Neste ponto, Eu me Importo vira um jogo de gato e rato (ou simplesmente gato e gato que se odeiam) onde a família criminosa da senhora acaba fazendo de tudo para derrubar a loira criminosa. Num ninho de cobras, acabamos torcendo para os mafiosos russos matadores de inocentes. Isso tudo porque é quase impossível gostar de Marla e seus parceiros. Só que também é difícil torcer por ser algozes. Assim, o filme é um amontoado de lixos humanos que não merecem vencer e se dar bem.

Roteiro e atriz falham em humanizar uma difícil personagem

Grande parte desse problema se dá pelo roteiro e por Pike. O texto não consegue criar um background para a personagem, uma base que torne-a mais humana. Ela é simplesmente uma pessoa ruim e extremamente ambiciosa. Não sabemos o que a levou para este ponto. Além disso, os diálogos preferem ter efeito ao invés de peso. Marla fala para se exibir, não para ser entendida ou aceita.
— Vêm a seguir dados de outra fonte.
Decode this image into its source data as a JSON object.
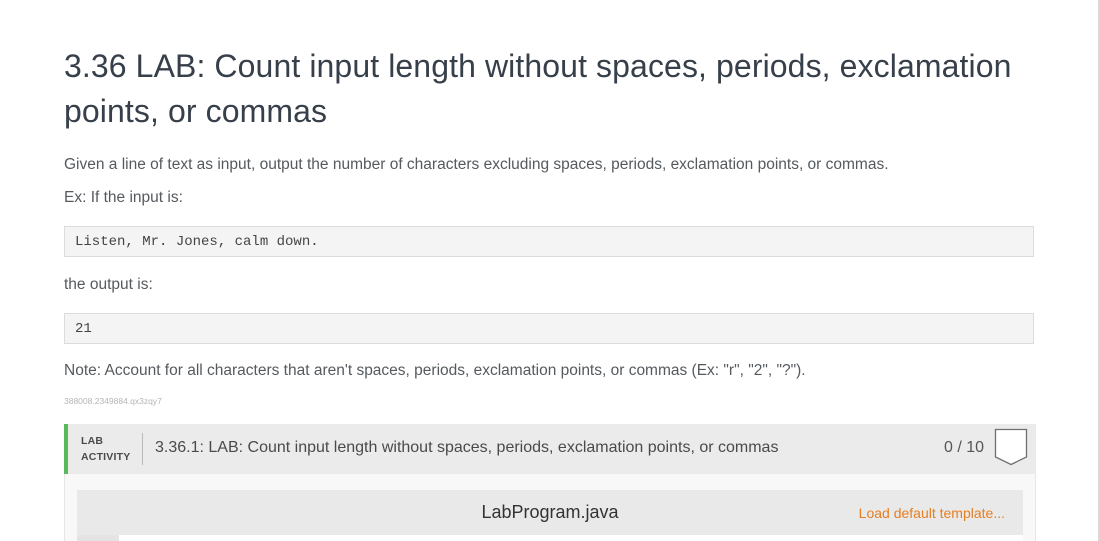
{
  "page": {
    "title": "3.36 LAB: Count input length without spaces, periods, exclamation points, or commas",
    "description": "Given a line of text as input, output the number of characters excluding spaces, periods, exclamation points, or commas.",
    "example_intro": "Ex: If the input is:",
    "example_input": "Listen, Mr. Jones, calm down.",
    "output_intro": "the output is:",
    "example_output": "21",
    "note": "Note: Account for all characters that aren't spaces, periods, exclamation points, or commas (Ex: \"r\", \"2\", \"?\").",
    "content_id": "388008.2349884.qx3zqy7"
  },
  "lab": {
    "label_line1": "LAB",
    "label_line2": "ACTIVITY",
    "title": "3.36.1: LAB: Count input length without spaces, periods, exclamation points, or commas",
    "score": "0 / 10",
    "badge_icon": "empty-badge-icon",
    "accent_color": "#5cb85c"
  },
  "editor": {
    "file_name": "LabProgram.java",
    "load_default": "Load default template..."
  }
}
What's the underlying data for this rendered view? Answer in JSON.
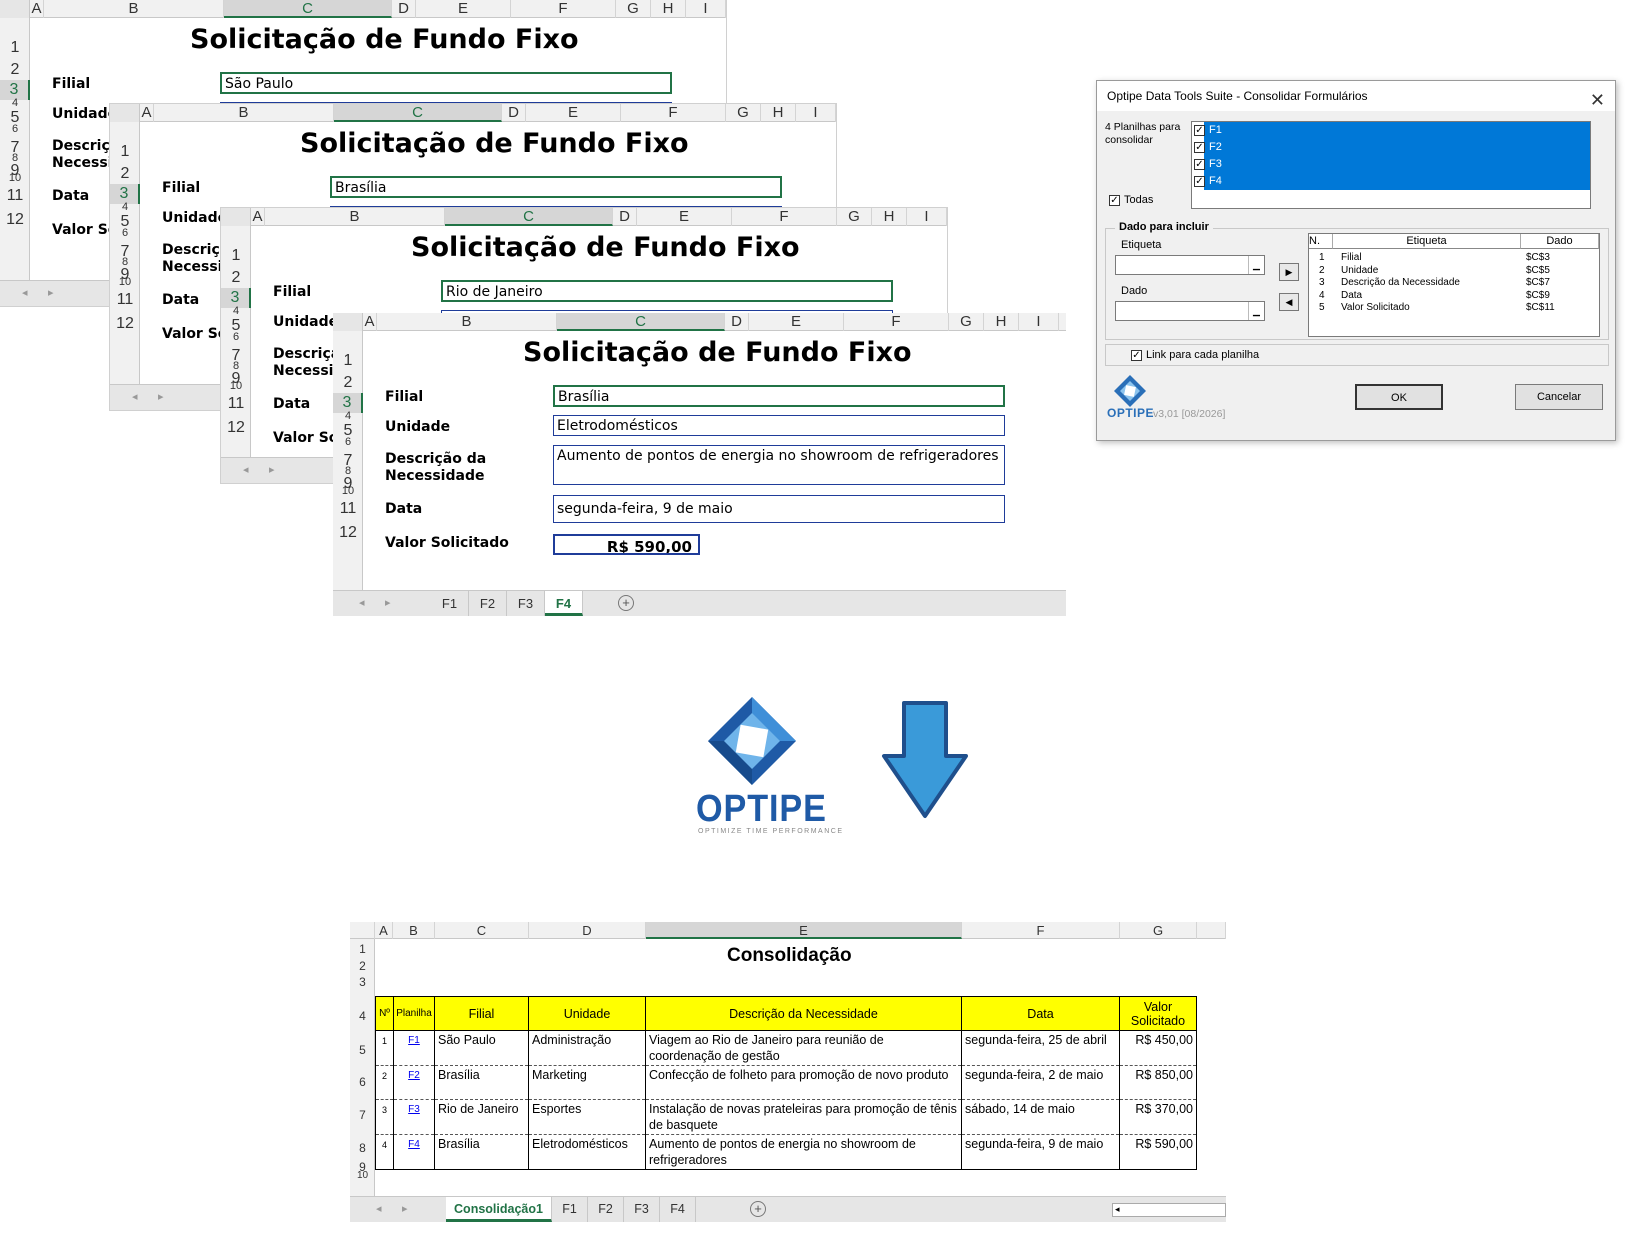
{
  "form": {
    "title": "Solicitação de Fundo Fixo",
    "labels": {
      "filial": "Filial",
      "unidade": "Unidade",
      "descricao": "Descrição da Necessidade",
      "data": "Data",
      "valor": "Valor Solicitado"
    },
    "columns": [
      "A",
      "B",
      "C",
      "D",
      "E",
      "F",
      "G",
      "H",
      "I"
    ],
    "rows": [
      "1",
      "2",
      "3",
      "4",
      "5",
      "6",
      "7",
      "8",
      "9",
      "10",
      "11",
      "12"
    ]
  },
  "sheets": [
    {
      "filial": "São Paulo"
    },
    {
      "filial": "Brasília"
    },
    {
      "filial": "Rio de Janeiro"
    },
    {
      "filial": "Brasília",
      "unidade": "Eletrodomésticos",
      "descricao": "Aumento de pontos de energia no showroom de refrigeradores",
      "data": "segunda-feira, 9 de maio",
      "valor": "R$ 590,00"
    }
  ],
  "sheet_tabs": [
    "F1",
    "F2",
    "F3",
    "F4"
  ],
  "active_sheet_tab": "F4",
  "dialog": {
    "title": "Optipe Data Tools Suite - Consolidar Formulários",
    "sheets_caption": "4 Planilhas para consolidar",
    "sheet_list": [
      "F1",
      "F2",
      "F3",
      "F4"
    ],
    "all_label": "Todas",
    "group_label": "Dado para incluir",
    "etiqueta_label": "Etiqueta",
    "dado_label": "Dado",
    "table_headers": [
      "N.",
      "Etiqueta",
      "Dado"
    ],
    "table_rows": [
      {
        "n": "1",
        "etiqueta": "Filial",
        "dado": "$C$3"
      },
      {
        "n": "2",
        "etiqueta": "Unidade",
        "dado": "$C$5"
      },
      {
        "n": "3",
        "etiqueta": "Descrição da Necessidade",
        "dado": "$C$7"
      },
      {
        "n": "4",
        "etiqueta": "Data",
        "dado": "$C$9"
      },
      {
        "n": "5",
        "etiqueta": "Valor Solicitado",
        "dado": "$C$11"
      }
    ],
    "link_label": "Link para cada planilha",
    "logo_text": "OPTIPE",
    "version": "v3,01 [08/2026]",
    "ok_label": "OK",
    "cancel_label": "Cancelar"
  },
  "logo": {
    "text": "OPTIPE",
    "tagline": "OPTIMIZE TIME PERFORMANCE"
  },
  "colors": {
    "excel_green": "#217346",
    "arrow_blue": "#3a9ad9",
    "header_yellow": "#ffff00",
    "selection_blue": "#0078d7"
  },
  "consolidation": {
    "title": "Consolidação",
    "columns": [
      "A",
      "B",
      "C",
      "D",
      "E",
      "F",
      "G"
    ],
    "rows": [
      "1",
      "2",
      "3",
      "4",
      "5",
      "6",
      "7",
      "8",
      "9",
      "10"
    ],
    "headers": [
      "Nº",
      "Planilha",
      "Filial",
      "Unidade",
      "Descrição da Necessidade",
      "Data",
      "Valor Solicitado"
    ],
    "data": [
      {
        "n": "1",
        "planilha": "F1",
        "filial": "São Paulo",
        "unidade": "Administração",
        "descricao": "Viagem ao Rio de Janeiro para reunião de coordenação de gestão",
        "data": "segunda-feira, 25 de abril",
        "valor": "R$ 450,00"
      },
      {
        "n": "2",
        "planilha": "F2",
        "filial": "Brasília",
        "unidade": "Marketing",
        "descricao": "Confecção de folheto para promoção de novo produto",
        "data": "segunda-feira, 2 de maio",
        "valor": "R$ 850,00"
      },
      {
        "n": "3",
        "planilha": "F3",
        "filial": "Rio de Janeiro",
        "unidade": "Esportes",
        "descricao": "Instalação de novas prateleiras para promoção de tênis de basquete",
        "data": "sábado, 14 de maio",
        "valor": "R$ 370,00"
      },
      {
        "n": "4",
        "planilha": "F4",
        "filial": "Brasília",
        "unidade": "Eletrodomésticos",
        "descricao": "Aumento de pontos de energia no showroom de refrigeradores",
        "data": "segunda-feira, 9 de maio",
        "valor": "R$ 590,00"
      }
    ],
    "tabs": [
      "Consolidação1",
      "F1",
      "F2",
      "F3",
      "F4"
    ],
    "active_tab": "Consolidação1"
  }
}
Neste sentido, chegamos a Rosamund Pike, incapaz de humanizar uma difícil personagem.

A atriz abraça uma persona que já criara em Garota Exemplar. A diferença é que no outro filme tínhamos David Fincher no comando e algumas âncoras espalhadas. O personagem de Ben Affleck, apesar de repreensível, era uma bússola dentro da história. Aqui, Pike fortalece a vibe implacável, mas não sabe dosar a força com fragilidade. No fim, Marla é uma coisa só, e nem seu relacionamento com Fran, sua parceira de crime, a torna mais tolerável.
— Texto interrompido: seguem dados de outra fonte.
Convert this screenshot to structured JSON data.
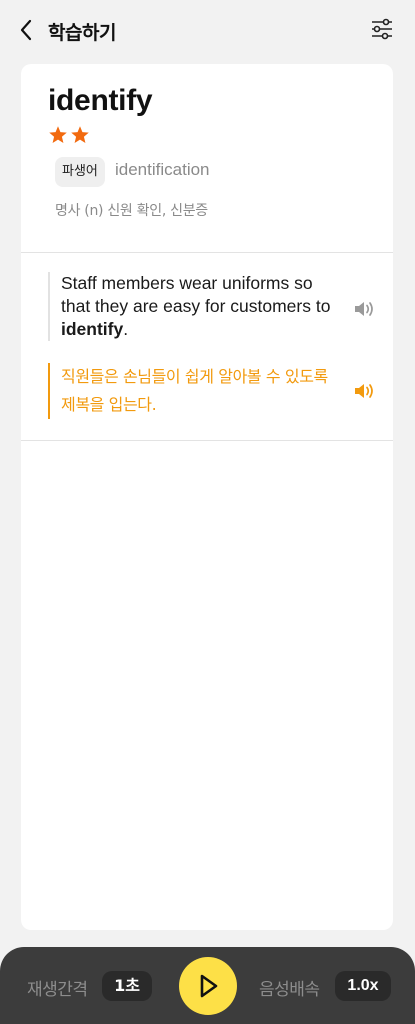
{
  "header": {
    "title": "학습하기",
    "back_icon": "chevron-left-icon",
    "filter_icon": "sliders-icon"
  },
  "word_card": {
    "word": "identify",
    "stars_filled": 2,
    "star_color": "#f26a0f",
    "derivative_tag": "파생어",
    "derivative_word": "identification",
    "meaning": "명사 (n) 신원 확인, 신분증"
  },
  "example": {
    "english_before": "Staff members wear uniforms so that they are easy for customers to ",
    "english_keyword": "identify",
    "english_after": ".",
    "korean": "직원들은 손님들이 쉽게 알아볼 수 있도록 제복을 입는다.",
    "korean_color": "#f29a0e"
  },
  "bottom_bar": {
    "interval_label": "재생간격",
    "interval_value": "1초",
    "speed_label": "음성배속",
    "speed_value": "1.0x",
    "play_color": "#fde047"
  }
}
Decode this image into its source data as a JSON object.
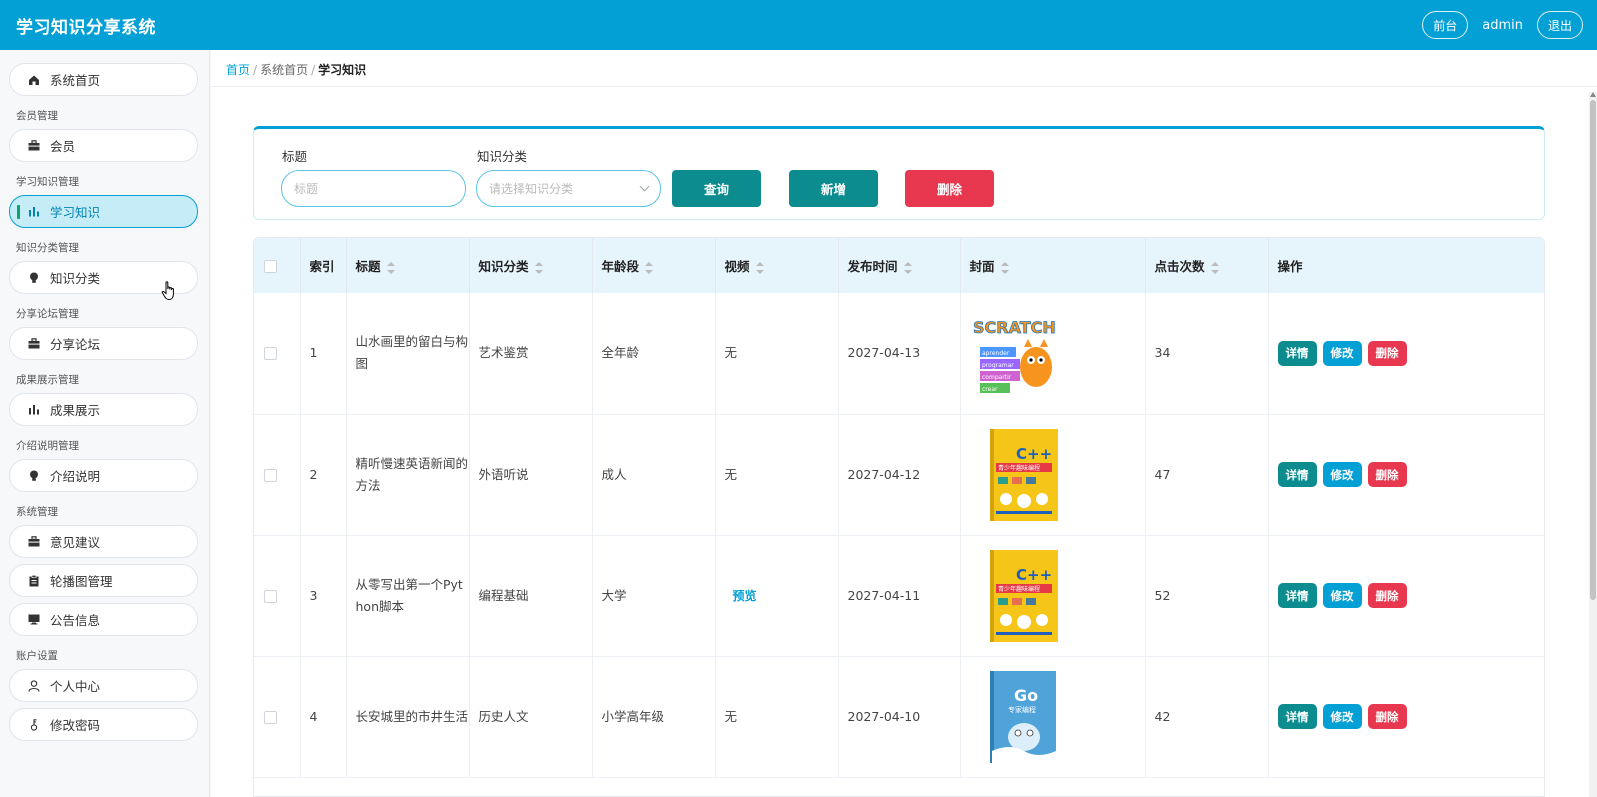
{
  "app": {
    "title": "学习知识分享系统"
  },
  "header": {
    "front_label": "前台",
    "user": "admin",
    "logout_label": "退出"
  },
  "sidebar": {
    "home": "系统首页",
    "groups": [
      {
        "title": "会员管理",
        "items": [
          {
            "label": "会员",
            "icon": "briefcase-icon"
          }
        ]
      },
      {
        "title": "学习知识管理",
        "items": [
          {
            "label": "学习知识",
            "icon": "bar-chart-icon",
            "active": true
          }
        ]
      },
      {
        "title": "知识分类管理",
        "items": [
          {
            "label": "知识分类",
            "icon": "bulb-icon"
          }
        ]
      },
      {
        "title": "分享论坛管理",
        "items": [
          {
            "label": "分享论坛",
            "icon": "briefcase-icon"
          }
        ]
      },
      {
        "title": "成果展示管理",
        "items": [
          {
            "label": "成果展示",
            "icon": "bar-chart-icon"
          }
        ]
      },
      {
        "title": "介绍说明管理",
        "items": [
          {
            "label": "介绍说明",
            "icon": "bulb-icon"
          }
        ]
      },
      {
        "title": "系统管理",
        "items": [
          {
            "label": "意见建议",
            "icon": "briefcase-icon"
          },
          {
            "label": "轮播图管理",
            "icon": "clipboard-icon"
          },
          {
            "label": "公告信息",
            "icon": "monitor-icon"
          }
        ]
      },
      {
        "title": "账户设置",
        "items": [
          {
            "label": "个人中心",
            "icon": "user-icon"
          },
          {
            "label": "修改密码",
            "icon": "key-icon"
          }
        ]
      }
    ]
  },
  "breadcrumb": {
    "items": [
      "首页",
      "系统首页",
      "学习知识"
    ],
    "sep": "/"
  },
  "search": {
    "title_label": "标题",
    "title_placeholder": "标题",
    "category_label": "知识分类",
    "category_placeholder": "请选择知识分类",
    "query_btn": "查询",
    "add_btn": "新增",
    "delete_btn": "删除"
  },
  "table": {
    "columns": [
      "索引",
      "标题",
      "知识分类",
      "年龄段",
      "视频",
      "发布时间",
      "封面",
      "点击次数",
      "操作"
    ],
    "rows": [
      {
        "index": "1",
        "title": "山水画里的留白与构图",
        "category": "艺术鉴赏",
        "age": "全年龄",
        "video": "无",
        "date": "2027-04-13",
        "cover": "scratch-cover",
        "clicks": "34"
      },
      {
        "index": "2",
        "title": "精听慢速英语新闻的方法",
        "category": "外语听说",
        "age": "成人",
        "video": "无",
        "date": "2027-04-12",
        "cover": "cpp-book-cover",
        "clicks": "47"
      },
      {
        "index": "3",
        "title": "从零写出第一个Python脚本",
        "category": "编程基础",
        "age": "大学",
        "video": "预览",
        "date": "2027-04-11",
        "cover": "cpp-book-cover",
        "clicks": "52"
      },
      {
        "index": "4",
        "title": "长安城里的市井生活",
        "category": "历史人文",
        "age": "小学高年级",
        "video": "无",
        "date": "2027-04-10",
        "cover": "go-book-cover",
        "clicks": "42"
      }
    ],
    "ops": {
      "detail": "详情",
      "edit": "修改",
      "delete": "删除"
    }
  },
  "cover_text": {
    "scratch_word": "SCRATCH",
    "scratch_lines": [
      "aprender",
      "programar",
      "compartir",
      "crear"
    ],
    "cpp": "C++",
    "cpp_sub": "青少年趣味编程",
    "go": "Go",
    "go_sub": "专家编程"
  }
}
Apesar de tudo, funciona como passatempo

Apesar da incompatibilidade entre público e personagem, o roteiro tem boas intenções e sacadas. Trata-se de uma eficiente crítica ao capitalismo e à cultura norte-americana de “ganhar a qualquer custo”. Nos minutos finais, com o discurso de Marla, tanto a personagem quanto o texto tentam justificar suas decisões: “sou bom em lidar com dinheiro, ou com pessoas?”. É a ideia de que não é possível ser mais de uma coisa, ou ter vários talentos e habilidades. O problema é que, na prática, no mundo real, as pessoas são muitas coisas, sejam elas positivas ou negativas.

No último segundo o filme parece condenar a vida de sua protagonista. Mas é tarde. Depois de construir seu – péssimo caráter – por quase duas horas, e aprovar o estilo de vida, já não vale mais fazer um mea culpa. Depois de dedicar um tempo enorme mostrando que o crime compensa, não há cena que faça se considerar o contrário.

Ainda assim, Eu me Importo é um bom passatempo. Com diversas reviravoltas, a trama se desenrola deixando o espectador atento e apreensivo. Caso seja lembrado no futuro, será pela raiva que desperta. De resto, ninguém se importa.